BURBANK : Housing Project Tied to Education
Families could get affordable housing at three apartment buildings that the city of Burbank is considering buying for a project that offers low-cost housing to parents who want their kids to care about education.
“You’re not going to see a giant change in grades in the first year,” said Kent Salveson, the Orange County developer who created the EEXCEL program five years ago. “But what has happened is we’ve changed behavior. We’ve changed their self-esteem.”
EEXCEL, which stands for Educational Excellence for Children with Environmental Limitations, combines affordable housing projects with education incentives.
Tonight, the City Council will consider a plan to spend $1.2 million--using federal funds plus $400,000 in city redevelopment money--to buy three apartment buildings with 19 apartment units on West Elmwood Street for an EEXCEL project. City officials hope to expand the project later.
Salveson has started several such projects--which are either built, managed or owned by EEXCEL--in South-Central and Downtown Los Angeles and elsewhere in the Los Angeles area. He is also looking at projects in Ohio, Arizona, Texas and Massachusetts.
But Salveson’s EEXCEL projects have not always been welcomed. Sometimes officials ignore bullet holes and drug deals at an apartment project and tell Salveson that there is no need for such a program, he said.
Burbank, at the prompting of Councilman Dave Golonski, invited Salveson to work on establishing an EEXCEL project on the 100 block of West Elmwood Street, which has had a history of gang-related problems.
“If he gets into a gang, we’ll evict (them),” Salveson said of the possible consequences that a youth and his parents may face as tenants. He takes an equally strong stance against drugs. Once Salveson said he evicted a mother and her family because he caught her smoking marijuana.
But for this firm stand, Salveson said he also tries to offer the children hope. Every schoolchild in his buildings receives one intensive two-hour tutoring session, which Salveson said usually brings them up to their normal grade level and helps them better understand the most difficult subject, usually math or English.
The projects also offer a study hall with tutors on duty to give students ongoing help, Salveson said.
“Instead of hating math, some of the kids are really starting to enjoy it,” said Salveson, who added that he has seen cases in which a D student became an A student.
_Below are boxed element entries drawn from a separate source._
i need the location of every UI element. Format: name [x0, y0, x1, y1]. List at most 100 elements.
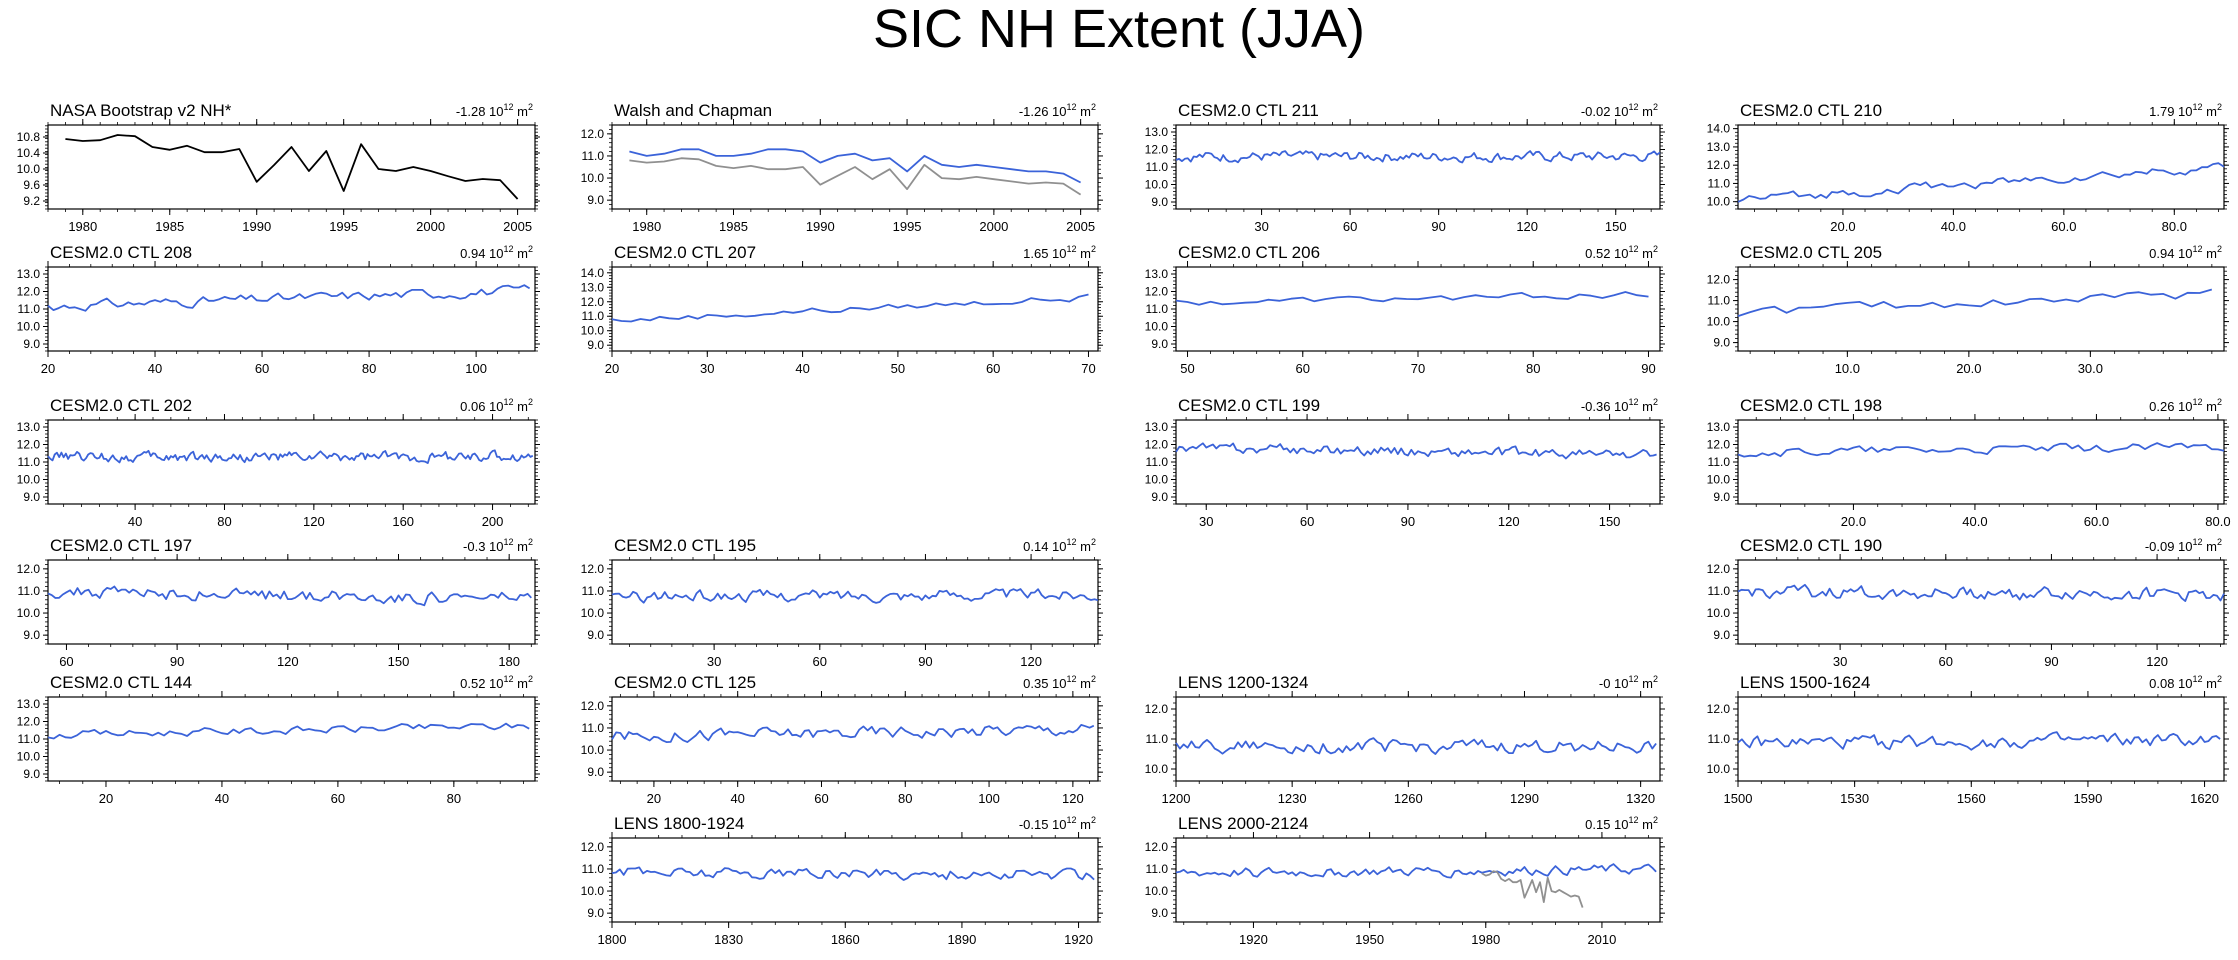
x-tick-label: 1320	[1626, 791, 1655, 806]
trend-label: 0.15 1012 m2	[1585, 815, 1658, 832]
panel-frame	[1175, 837, 1661, 923]
x-tick-label: 50	[1180, 361, 1194, 376]
x-tick-label: 20.0	[1956, 361, 1981, 376]
x-tick-label: 120	[1516, 219, 1538, 234]
x-tick-label: 1590	[2073, 791, 2102, 806]
x-tick-label: 80.0	[2162, 219, 2187, 234]
x-tick-label: 90	[1641, 361, 1655, 376]
trend-label: -0.15 1012 m2	[1019, 815, 1096, 832]
y-tick-label: 10.0	[1707, 195, 1731, 209]
x-tick-label: 60.0	[2051, 219, 2076, 234]
x-tick-label: 1920	[1239, 932, 1268, 947]
series-line-1	[629, 157, 1082, 196]
y-tick-label: 12.0	[1145, 840, 1169, 854]
series-line-0	[1175, 291, 1649, 306]
x-tick-label: 20.0	[1830, 219, 1855, 234]
chart-panel-11: CESM2.0 CTL 197 -0.3 1012 m2 9.0 10.0 11.0 12…	[17, 536, 540, 669]
x-tick-label: 40	[795, 361, 809, 376]
y-tick-label: 13.0	[1145, 125, 1169, 139]
chart-panel-6: CESM2.0 CTL 206 0.52 1012 m2 9.0 10.0 11.0 12…	[1145, 243, 1665, 376]
x-tick-label: 20	[99, 791, 113, 806]
series-line-0	[611, 293, 1089, 323]
chart-panel-2: CESM2.0 CTL 211 -0.02 1012 m2 9.0 10.0 11.0 1…	[1145, 101, 1665, 234]
x-tick-label: 30.0	[2078, 361, 2103, 376]
panel-frame	[611, 837, 1099, 923]
panel-title: CESM2.0 CTL 125	[614, 673, 756, 692]
panel-title: CESM2.0 CTL 197	[50, 536, 192, 555]
y-tick-label: 13.0	[1145, 267, 1169, 281]
trend-label: 0.52 1012 m2	[1585, 244, 1658, 261]
x-tick-label: 90	[1401, 514, 1415, 529]
y-tick-label: 10.0	[581, 743, 605, 757]
y-tick-label: 9.0	[23, 767, 40, 781]
panel-frame	[611, 266, 1099, 352]
series-line-0	[1175, 863, 1657, 879]
x-tick-label: 60	[59, 654, 73, 669]
chart-panel-12: CESM2.0 CTL 195 0.14 1012 m2 9.0 10.0 11.0 12…	[581, 536, 1103, 669]
y-tick-label: 11.0	[1708, 294, 1731, 308]
x-tick-label: 80	[362, 361, 376, 376]
x-tick-label: 150	[1605, 219, 1627, 234]
y-tick-label: 13.0	[17, 697, 41, 711]
chart-panel-5: CESM2.0 CTL 207 1.65 1012 m2 9.010.011.012…	[581, 243, 1103, 376]
panel-title: LENS 2000-2124	[1178, 814, 1308, 833]
chart-panel-14: CESM2.0 CTL 144 0.52 1012 m2 9.0 10.0 11.0 12…	[17, 673, 540, 806]
panel-frame	[1175, 696, 1661, 782]
y-tick-label: 13.0	[1707, 420, 1731, 434]
y-tick-label: 11.0	[1708, 455, 1731, 469]
x-tick-label: 60	[255, 361, 269, 376]
chart-panel-17: LENS 1500-1624 0.08 1012 m2 10.0 11.0 12.0 15…	[1707, 673, 2229, 806]
y-tick-label: 11.0	[1708, 176, 1731, 190]
x-tick-label: 20	[605, 361, 619, 376]
panel-frame	[1175, 266, 1661, 352]
chart-panel-7: CESM2.0 CTL 205 0.94 1012 m2 9.0 10.0 11.0 12…	[1707, 243, 2229, 376]
y-tick-label: 13.0	[581, 280, 605, 294]
x-tick-label: 120	[1020, 654, 1042, 669]
x-tick-label: 1890	[947, 932, 976, 947]
series-line-0	[611, 588, 1099, 604]
trend-label: 0.14 1012 m2	[1023, 537, 1096, 554]
y-tick-label: 12.0	[581, 127, 605, 141]
x-tick-label: 180	[498, 654, 520, 669]
x-tick-label: 80	[217, 514, 231, 529]
series-line-0	[47, 449, 534, 465]
y-tick-label: 12.0	[17, 438, 41, 452]
y-tick-label: 11.0	[582, 584, 605, 598]
panel-frame	[47, 559, 536, 645]
y-tick-label: 12.0	[1145, 438, 1169, 452]
x-tick-label: 120	[303, 514, 325, 529]
trend-label: -0.3 1012 m2	[463, 537, 533, 554]
x-tick-label: 1985	[719, 219, 748, 234]
y-tick-label: 11.0	[582, 721, 605, 735]
y-tick-label: 10.0	[1707, 315, 1731, 329]
chart-panel-16: LENS 1200-1324 -0 1012 m2 10.0 11.0 12.0 1200…	[1145, 673, 1665, 806]
y-tick-label: 9.0	[587, 906, 604, 920]
series-line-0	[1175, 150, 1661, 164]
series-line-0	[611, 866, 1095, 881]
chart-panel-19: LENS 2000-2124 0.15 1012 m2 9.0 10.0 11.0 12.…	[1145, 814, 1665, 947]
x-tick-label: 40	[128, 514, 142, 529]
y-tick-label: 10.0	[1145, 320, 1169, 334]
panel-title: CESM2.0 CTL 198	[1740, 396, 1882, 415]
x-tick-label: 80	[447, 791, 461, 806]
y-tick-label: 12.0	[1145, 143, 1169, 157]
x-tick-label: 2000	[979, 219, 1008, 234]
chart-panel-8: CESM2.0 CTL 202 0.06 1012 m2 9.0 10.0 11.0 12…	[17, 396, 540, 529]
y-tick-label: 9.0	[1713, 336, 1730, 350]
series-line-1	[1481, 870, 1584, 908]
x-tick-label: 60	[986, 361, 1000, 376]
trend-label: 0.52 1012 m2	[460, 674, 533, 691]
trend-label: -0 1012 m2	[1599, 674, 1658, 691]
x-tick-label: 1860	[831, 932, 860, 947]
y-tick-label: 11.0	[1146, 862, 1169, 876]
chart-panel-4: CESM2.0 CTL 208 0.94 1012 m2 9.0 10.0 11.0 12…	[17, 243, 540, 376]
x-tick-label: 1800	[598, 932, 627, 947]
panel-title: CESM2.0 CTL 195	[614, 536, 756, 555]
x-tick-label: 60	[1296, 361, 1310, 376]
x-tick-label: 1980	[632, 219, 661, 234]
y-tick-label: 12.0	[1707, 562, 1731, 576]
y-tick-label: 9.6	[23, 178, 40, 192]
x-tick-label: 150	[1599, 514, 1621, 529]
panel-title: Walsh and Chapman	[614, 101, 772, 120]
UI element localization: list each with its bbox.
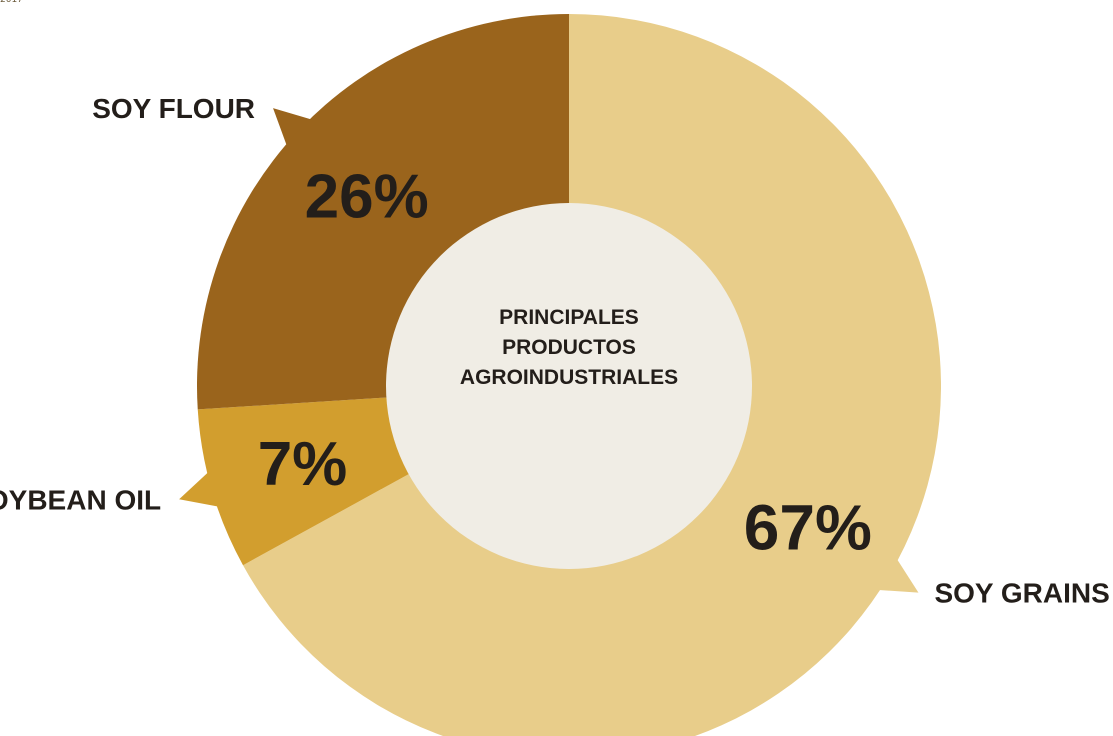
center-disc xyxy=(386,203,752,569)
category-label-soybean-oil: SOYBEAN OIL xyxy=(0,484,161,515)
center-label-line: PRINCIPALES xyxy=(499,306,639,329)
value-label-soy-grains: 67% xyxy=(744,492,872,564)
center-label: PRINCIPALES PRODUCTOS AGROINDUSTRIALES xyxy=(460,306,678,389)
value-label-soybean-oil: 7% xyxy=(258,430,348,499)
pointer-soy-flour xyxy=(273,108,317,151)
center-label-line: AGROINDUSTRIALES xyxy=(460,366,678,389)
center-label-line: PRODUCTOS xyxy=(502,336,636,359)
category-label-soy-grains: SOY GRAINS xyxy=(934,578,1109,609)
value-label-soy-flour: 26% xyxy=(305,163,429,232)
corner-note: 2017 xyxy=(0,0,23,5)
category-label-soy-flour: SOY FLOUR xyxy=(92,93,255,124)
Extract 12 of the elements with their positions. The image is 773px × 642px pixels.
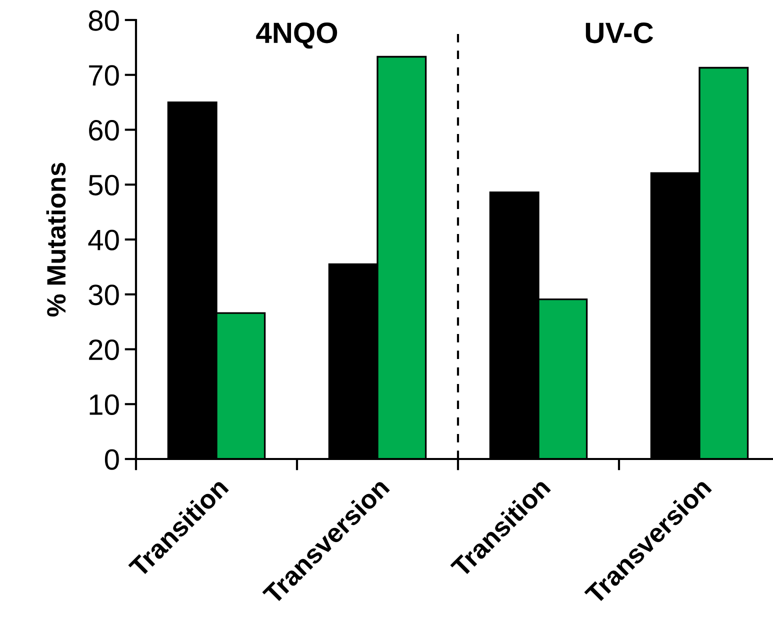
y-tick-label: 80 — [88, 10, 119, 31]
annotation: 4NQO — [256, 22, 338, 49]
y-tick-label: 70 — [89, 65, 119, 86]
y-tick-label: 0 — [104, 449, 119, 470]
y-tick-label: 40 — [88, 230, 119, 250]
y-tick-label: 50 — [88, 174, 119, 196]
y-tick-label: 10 — [90, 394, 119, 415]
y-tick-label: 60 — [89, 120, 119, 141]
y-tick-label: 20 — [89, 339, 119, 360]
y-axis-title: % Mutations — [46, 162, 66, 317]
y-tick-label: 30 — [88, 284, 119, 306]
annotation: UV-C — [586, 22, 654, 44]
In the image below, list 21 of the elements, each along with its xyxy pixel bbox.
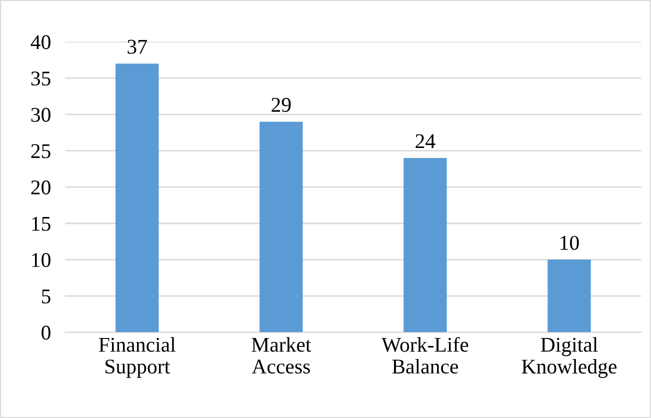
y-tick-label: 30 <box>31 108 50 122</box>
y-tick-label: 40 <box>30 35 50 50</box>
y-tick-label: 10 <box>32 253 50 268</box>
bar <box>404 158 447 332</box>
bar <box>548 260 591 332</box>
data-label: 10 <box>560 236 579 250</box>
y-tick-label: 35 <box>31 72 50 86</box>
y-tick-label: 20 <box>31 180 50 194</box>
data-label: 24 <box>416 134 436 148</box>
bar <box>260 122 303 332</box>
y-tick-label: 25 <box>31 144 50 158</box>
y-tick-label: 15 <box>32 216 50 231</box>
data-label: 29 <box>272 98 291 112</box>
y-tick-label: 5 <box>42 290 50 304</box>
x-tick-label: Market Access <box>252 337 312 374</box>
x-tick-label: Financial Support <box>98 337 176 378</box>
y-tick-label: 0 <box>42 326 50 340</box>
x-tick-label: Work-Life Balance <box>382 336 468 374</box>
x-tick-label: Digital Knowledge <box>522 337 617 378</box>
data-label: 37 <box>128 40 147 54</box>
bar <box>116 64 159 332</box>
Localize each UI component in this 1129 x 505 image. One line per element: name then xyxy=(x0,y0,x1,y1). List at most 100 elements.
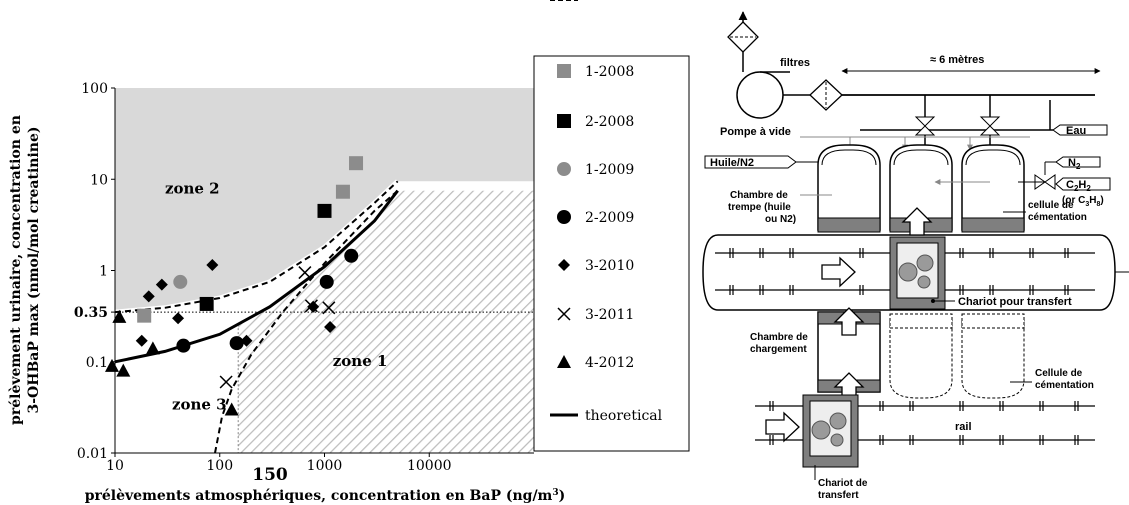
legend: 1-2008 2-2008 1-2009 2-2009 3-2010 3-2011 4-20… xyxy=(533,0,690,452)
legend-label: 3-2011 xyxy=(585,307,634,323)
data-point xyxy=(199,296,214,311)
rail-label: rail xyxy=(955,421,972,433)
legend-label: 1-2008 xyxy=(585,64,634,80)
legend-marker xyxy=(557,162,571,176)
data-point xyxy=(137,308,152,323)
cellule-de-cementation-top xyxy=(961,144,1025,231)
x-tick-label: 1000 xyxy=(307,458,343,474)
theoretical-curves xyxy=(114,180,399,454)
cellule-de-cementation-bottom xyxy=(889,320,953,399)
data-point xyxy=(322,301,336,315)
n2-label: N2 xyxy=(1068,157,1081,171)
data-point xyxy=(142,290,155,303)
valve-icon xyxy=(979,116,1001,136)
legend-marker xyxy=(557,64,571,78)
legend-label: SD xyxy=(585,0,606,4)
legend-label: 2-2009 xyxy=(585,210,634,226)
legend-label: theoretical xyxy=(585,408,663,424)
filtres-label: filtres xyxy=(780,57,810,69)
svg-text:chargement: chargement xyxy=(750,344,807,355)
gear-icon xyxy=(898,262,918,282)
y-tick-label: 1 xyxy=(99,264,108,280)
data-point xyxy=(145,341,160,355)
cellule-de-cementation-top xyxy=(889,144,953,231)
zone-1-area xyxy=(238,190,534,453)
cellule-bottom-label: Cellule de xyxy=(1035,368,1083,379)
data-point xyxy=(219,375,233,389)
arrow-right-icon xyxy=(765,411,800,443)
y-tick-label: 0.1 xyxy=(86,355,108,371)
theoretical-sd-lower-curve xyxy=(214,189,399,454)
data-point xyxy=(135,334,148,347)
chariot-transfert-label: Chariot pour transfert xyxy=(958,296,1072,308)
gear-icon xyxy=(830,433,844,447)
n2-tag xyxy=(1055,156,1101,168)
distance-label: ≈ 6 mètres xyxy=(930,54,984,66)
data-point xyxy=(206,258,219,271)
zone-2-area xyxy=(115,88,534,313)
legend-marker xyxy=(557,355,571,368)
gear-icon xyxy=(917,275,931,289)
data-point xyxy=(224,402,239,416)
legend-label: 4-2012 xyxy=(585,355,634,371)
y-tick-label: 0.35 xyxy=(74,305,108,321)
x-axis-label: prélèvements atmosphériques, concentrati… xyxy=(85,488,566,504)
chargement-label: Chambre de xyxy=(750,332,808,343)
data-point xyxy=(349,156,364,171)
eau-label: Eau xyxy=(1066,125,1086,137)
c2h2-label: C2H2 xyxy=(1066,179,1091,193)
vacuum-pump-icon xyxy=(736,71,784,119)
data-points xyxy=(105,156,364,416)
data-point xyxy=(304,299,318,313)
data-point xyxy=(324,321,337,334)
arrow-right-icon xyxy=(821,256,856,288)
svg-text:ou N2): ou N2) xyxy=(765,214,796,225)
data-point xyxy=(173,274,188,289)
data-point xyxy=(319,274,334,289)
arrow-up-icon xyxy=(901,207,933,236)
pompe-label: Pompe à vide xyxy=(720,126,791,138)
c3h8-label: (or C3H8) xyxy=(1062,195,1104,208)
data-point xyxy=(116,363,131,377)
legend-label: 3-2010 xyxy=(585,258,634,274)
cellule-de-cementation-bottom xyxy=(961,320,1025,399)
y-tick-label: 10 xyxy=(90,172,108,188)
gear-icon xyxy=(916,254,934,272)
gear-icon xyxy=(829,412,847,430)
data-point xyxy=(344,248,359,263)
data-point xyxy=(317,203,332,218)
data-point xyxy=(240,334,253,347)
data-point xyxy=(335,184,350,199)
svg-text:trempe (huile: trempe (huile xyxy=(728,202,791,213)
zone-label: zone 1 xyxy=(333,352,388,370)
gear-icon xyxy=(811,420,831,440)
x-threshold-label: 150 xyxy=(252,465,288,485)
y-axis-label-line1: prélèvement urinaire, concentration en xyxy=(8,115,24,425)
data-point xyxy=(112,309,127,323)
legend-label: 2-2008 xyxy=(585,114,634,130)
x-tick-label: 10000 xyxy=(407,458,452,474)
svg-text:cémentation: cémentation xyxy=(1028,212,1087,223)
huile-n2-tag xyxy=(704,155,797,169)
theoretical-curve xyxy=(114,189,399,364)
svg-text:transfert: transfert xyxy=(818,490,859,501)
c2h2-tag xyxy=(1055,177,1111,191)
y-tick-label: 0.01 xyxy=(77,446,108,462)
process-diagram: filtres ≈ 6 mètres Pompe à vide Eau N2 C… xyxy=(702,11,1129,501)
axis-ticks: 10 100 1000 10000 0.01 0.1 0.35 1 10 100 xyxy=(74,81,452,474)
legend-marker xyxy=(558,259,570,271)
legend-marker xyxy=(557,210,571,224)
arrow-up-icon xyxy=(833,307,865,336)
x-tick-label: 100 xyxy=(206,458,233,474)
chambre-de-trempe xyxy=(817,144,881,231)
y-tick-label: 100 xyxy=(81,81,108,97)
data-point xyxy=(172,312,185,325)
legend-label: 1-2009 xyxy=(585,162,634,178)
y-axis-label-line2: 3-OHBaP max (nmol/mol creatinine) xyxy=(26,127,42,414)
zone-labels: zone 1 zone 2 zone 3 xyxy=(165,179,387,413)
data-point xyxy=(229,336,244,351)
valve-icon xyxy=(914,116,936,136)
zone-label: zone 2 xyxy=(165,179,220,197)
zone-label: zone 3 xyxy=(172,395,227,413)
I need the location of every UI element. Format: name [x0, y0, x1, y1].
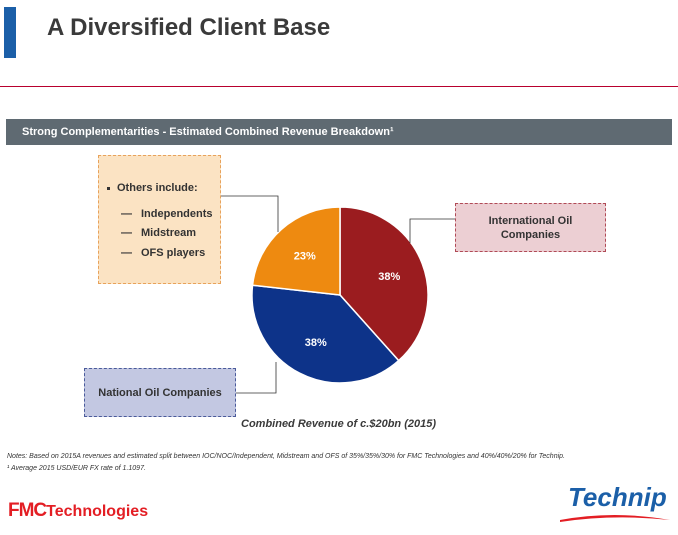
others-item-label: OFS players [141, 247, 206, 259]
others-heading: Others include: [107, 182, 198, 194]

EEXCEL has just completed its first self-evaluation of the project, and found that so far every student has shown at least some improvement, Salveson said.
But it is attitudes, rather than grades, that are most important. Prospective tenants are screened to identify parents who care about their children’s education. Bad grades will not keep a family out of an apartment--or get them evicted--but they most likely will not be accepted if children have serious attendance and discipline problems.
The enthusiasm that Burbank has shown toward the project has been encouraging, Salveson said.
“We are looking for cities and governments that understand, really, what the problems of today are, that families are becoming more ‘fractionated,’ ” Salveson said. “They understand that unless a meaningful effort is brought in to try and stop this cycle, the problems cities have are going to get worse.”